Rules and GPTs thus have some utility for automating the detailed description section and decreasing the amount of time required to draft a patent application. The patent practitioner, however, still needs to do most of the writing.
Claims
Patent claims precisely define the invention and indicate the rights of the patent owner to prevent others from using the invention. Drafting claims requires the nuanced understanding and expertise of a skilled patent attorney. Given an invention disclosure document, is it possible to automatically draft a valuable claim covering that invention?
Rules, even with AI, are clearly too simple for such a task.
People are already using GPTs to generate patent claims from an invention disclosure. The generated claims will look like patent claims, but are they valuable claims? Will the claims focus on the key point of novelty and be broad enough to be valuable but also narrow enough to avoid the prior art? It seems the tendency of GPTs to generate average text means they are very unlikely to generate valuable claims. GPTs will generate claims based on other patent claims that they have seen, but different inventions have very different claim requirements, and it is unlikely that GPTs will do this well.

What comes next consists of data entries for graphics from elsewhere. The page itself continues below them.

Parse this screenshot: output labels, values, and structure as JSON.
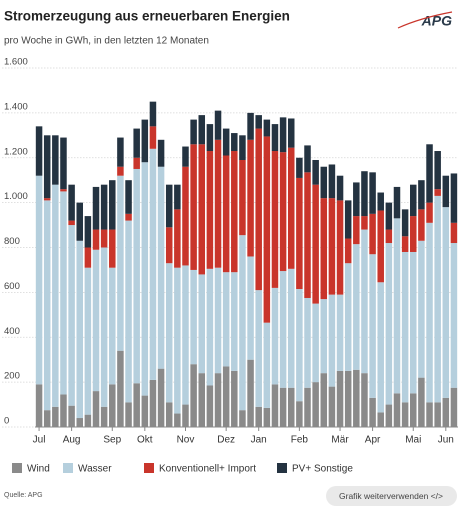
{
  "chart_data": {
    "type": "stacked_bar",
    "title": "Stromerzeugung aus erneuerbaren Energien",
    "subtitle": "pro Woche in GWh, in den letzten 12 Monaten",
    "logo": "APG",
    "source": "Quelle: APG",
    "button": "Grafik weiterverwenden </>",
    "categories": [
      "Jul",
      null,
      null,
      null,
      "Aug",
      null,
      null,
      null,
      null,
      "Sep",
      null,
      null,
      null,
      "Okt",
      null,
      null,
      null,
      null,
      "Nov",
      null,
      null,
      null,
      null,
      "Dez",
      null,
      null,
      null,
      "Jan",
      null,
      null,
      null,
      null,
      "Feb",
      null,
      null,
      null,
      null,
      "Mär",
      null,
      null,
      null,
      "Apr",
      null,
      null,
      null,
      null,
      "Mai",
      null,
      null,
      null,
      "Jun",
      null
    ],
    "series": [
      {
        "name": "Wind",
        "color": "#8a8a8a",
        "values": [
          190,
          75,
          90,
          145,
          95,
          40,
          55,
          160,
          90,
          190,
          340,
          110,
          195,
          140,
          210,
          260,
          110,
          60,
          100,
          280,
          240,
          185,
          240,
          270,
          250,
          75,
          300,
          90,
          85,
          190,
          175,
          175,
          115,
          175,
          200,
          240,
          180,
          250,
          250,
          255,
          240,
          130,
          65,
          100,
          150,
          110,
          150,
          220,
          110,
          110,
          130,
          175
        ]
      },
      {
        "name": "Wasser",
        "color": "#b5cfdd",
        "values": [
          930,
          935,
          990,
          905,
          805,
          790,
          655,
          630,
          710,
          520,
          780,
          810,
          955,
          1040,
          1030,
          900,
          620,
          650,
          620,
          420,
          440,
          520,
          470,
          420,
          440,
          780,
          460,
          520,
          380,
          430,
          520,
          530,
          500,
          400,
          350,
          330,
          410,
          340,
          480,
          560,
          640,
          640,
          580,
          720,
          780,
          670,
          630,
          610,
          800,
          920,
          850,
          645
        ]
      },
      {
        "name": "Konventionell+ Import",
        "color": "#c9352b",
        "values": [
          0,
          10,
          0,
          10,
          20,
          0,
          90,
          90,
          80,
          170,
          40,
          30,
          50,
          0,
          100,
          0,
          160,
          260,
          440,
          560,
          580,
          525,
          570,
          520,
          540,
          335,
          520,
          720,
          830,
          610,
          530,
          540,
          495,
          560,
          530,
          450,
          430,
          420,
          110,
          125,
          60,
          180,
          320,
          60,
          0,
          70,
          160,
          140,
          90,
          30,
          0,
          90
        ]
      },
      {
        "name": "PV+ Sonstige",
        "color": "#243341",
        "values": [
          220,
          280,
          220,
          230,
          160,
          170,
          140,
          190,
          200,
          220,
          130,
          150,
          130,
          190,
          110,
          120,
          190,
          110,
          90,
          110,
          130,
          120,
          130,
          120,
          80,
          110,
          120,
          60,
          75,
          120,
          155,
          130,
          90,
          120,
          110,
          140,
          150,
          110,
          170,
          150,
          200,
          185,
          80,
          120,
          140,
          120,
          140,
          130,
          260,
          170,
          140,
          220
        ]
      }
    ],
    "ylim": [
      0,
      1600
    ],
    "yticks": [
      0,
      200,
      400,
      600,
      800,
      {
        "value": 1000,
        "label": "1.000"
      },
      {
        "value": 1200,
        "label": "1.200"
      },
      {
        "value": 1400,
        "label": "1.400"
      },
      {
        "value": 1600,
        "label": "1.600"
      }
    ],
    "grid": true
  }
}
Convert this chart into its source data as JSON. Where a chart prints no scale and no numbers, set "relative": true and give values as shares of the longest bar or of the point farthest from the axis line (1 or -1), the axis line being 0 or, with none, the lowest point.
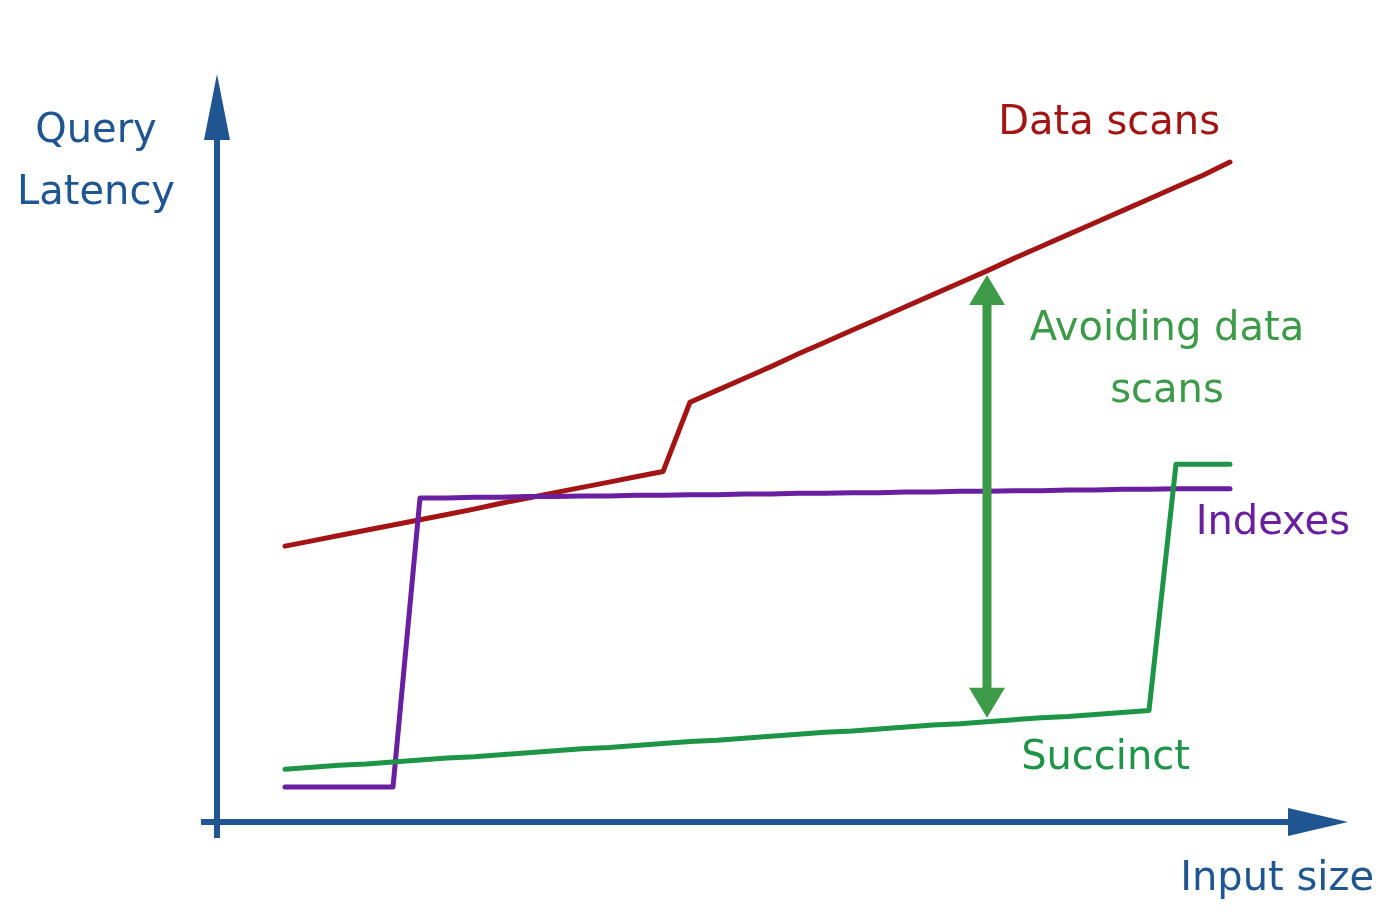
{
  "chart_data": {
    "type": "line",
    "relative": true,
    "xlabel": "Input size",
    "ylabel": "Query Latency",
    "marker": "none",
    "line_style": "solid",
    "categories": [
      null,
      null,
      null,
      null,
      null,
      null,
      null,
      null,
      null,
      null,
      null,
      null,
      null,
      null,
      null,
      null,
      null,
      null,
      null,
      null,
      null,
      null,
      null,
      null,
      null,
      null,
      null,
      null,
      null,
      null,
      null,
      null,
      null,
      null,
      null,
      null
    ],
    "series": [
      {
        "name": "Data scans",
        "color": "#a31515",
        "values": [
          0.418,
          0.426,
          0.434,
          0.442,
          0.45,
          0.458,
          0.466,
          0.474,
          0.483,
          0.491,
          0.499,
          0.507,
          0.515,
          0.523,
          0.531,
          0.636,
          0.654,
          0.672,
          0.69,
          0.709,
          0.727,
          0.745,
          0.763,
          0.781,
          0.799,
          0.817,
          0.835,
          0.854,
          0.872,
          0.89,
          0.908,
          0.926,
          0.944,
          0.962,
          0.98,
          1
        ]
      },
      {
        "name": "Indexes",
        "color": "#6a1fa0",
        "values": [
          0.053,
          0.053,
          0.053,
          0.053,
          0.053,
          0.491,
          0.491,
          0.492,
          0.492,
          0.493,
          0.493,
          0.494,
          0.494,
          0.495,
          0.495,
          0.496,
          0.496,
          0.497,
          0.497,
          0.498,
          0.498,
          0.499,
          0.499,
          0.5,
          0.5,
          0.501,
          0.501,
          0.502,
          0.502,
          0.503,
          0.503,
          0.504,
          0.504,
          0.505,
          0.505,
          0.505
        ]
      },
      {
        "name": "Succinct",
        "color": "#1e9447",
        "values": [
          0.08,
          0.083,
          0.086,
          0.088,
          0.091,
          0.094,
          0.097,
          0.099,
          0.102,
          0.105,
          0.108,
          0.111,
          0.113,
          0.116,
          0.119,
          0.122,
          0.124,
          0.127,
          0.13,
          0.133,
          0.136,
          0.138,
          0.141,
          0.144,
          0.147,
          0.149,
          0.152,
          0.155,
          0.158,
          0.16,
          0.163,
          0.166,
          0.169,
          0.542,
          0.542,
          0.542
        ]
      }
    ],
    "annotations": [
      "Avoiding data scans"
    ]
  }
}
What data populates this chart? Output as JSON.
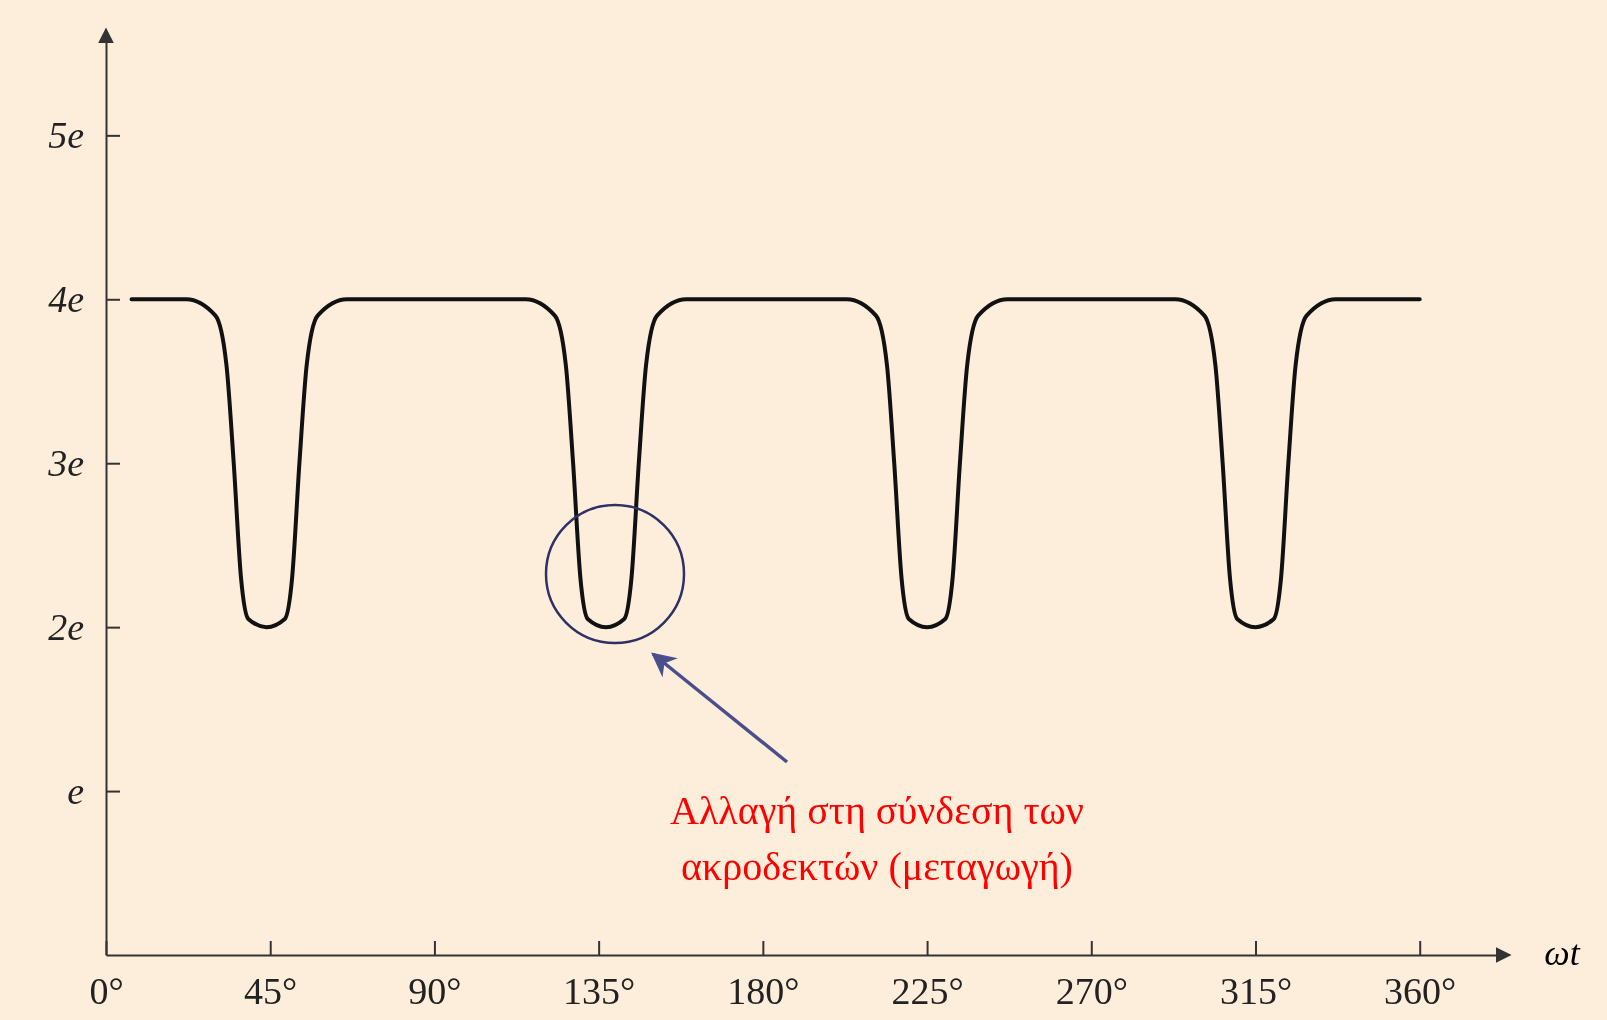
{
  "chart_data": {
    "type": "line",
    "xlabel": "ωt",
    "x": [
      7,
      22,
      30,
      33,
      35,
      37,
      39,
      44,
      49,
      51,
      53,
      55,
      58,
      66,
      115,
      123,
      126,
      128,
      130,
      132,
      137,
      142,
      144,
      146,
      148,
      151,
      159,
      203,
      211,
      214,
      216,
      218,
      220,
      225,
      230,
      232,
      234,
      236,
      239,
      247,
      293,
      301,
      304,
      306,
      308,
      310,
      315,
      320,
      322,
      324,
      326,
      329,
      337,
      360
    ],
    "series": [
      {
        "color": "#111111",
        "values": [
          4,
          4,
          3.9,
          3.6,
          3.0,
          2.3,
          2.05,
          2,
          2.05,
          2.3,
          3.0,
          3.6,
          3.9,
          4,
          4,
          3.9,
          3.6,
          3.0,
          2.3,
          2.05,
          2,
          2.05,
          2.3,
          3.0,
          3.6,
          3.9,
          4,
          4,
          3.9,
          3.6,
          3.0,
          2.3,
          2.05,
          2,
          2.05,
          2.3,
          3.0,
          3.6,
          3.9,
          4,
          4,
          3.9,
          3.6,
          3.0,
          2.3,
          2.05,
          2,
          2.05,
          2.3,
          3.0,
          3.6,
          3.9,
          4,
          4
        ]
      }
    ],
    "xlim": [
      0,
      382
    ],
    "xticks": [
      {
        "value": 0,
        "label": "0°"
      },
      {
        "value": 45,
        "label": "45°"
      },
      {
        "value": 90,
        "label": "90°"
      },
      {
        "value": 135,
        "label": "135°"
      },
      {
        "value": 180,
        "label": "180°"
      },
      {
        "value": 225,
        "label": "225°"
      },
      {
        "value": 270,
        "label": "270°"
      },
      {
        "value": 315,
        "label": "315°"
      },
      {
        "value": 360,
        "label": "360°"
      }
    ],
    "ylim": [
      0,
      5.6
    ],
    "yticks": [
      {
        "value": 1,
        "label": "e"
      },
      {
        "value": 2,
        "label": "2e"
      },
      {
        "value": 3,
        "label": "3e"
      },
      {
        "value": 4,
        "label": "4e"
      },
      {
        "value": 5,
        "label": "5e"
      }
    ],
    "annotations": [
      "Αλλαγή στη σύνδεση των ακροδεκτών (μεταγωγή)"
    ],
    "grid": false,
    "marker": "none",
    "line_style": "solid"
  }
}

A patent attorney could use a GPT to generate an initial version of the claims and then rewrite the claims to fix the flaws in the GPT-generated claims. It may, however, take just as long to rewrite the claims as to write them from scratch. Additionally, the GPT’s influence on the claim language may lead the attorney down the wrong road intellectually and impact their thinking around the client’s invention. Either way, attorneys are better off just writing the claims from scratch. There really is no match for the power of the human brain—at least not today.
A Collaborative Future?
While automation tools, including GPTs, have shown promise in patent drafting, their utility is highly dependent on the specific section of the patent application. Rules-based tools and those combining rules with AI excel in tasks requiring precision and adherence to specific guidelines, such as generating claim summaries. GPTs, on the other hand, are more effective for generating text that does not require high precision, like patent abstracts or descriptions of background technology. As of now, human expertise remains indispensable, particularly for drafting sections like claims and detailed descriptions that require nuanced understanding and critical thinking. The ongoing evolution of these tools, however, suggests that the future of patent drafting will likely be a collaborative effort between human practitioners and advanced AI technologies.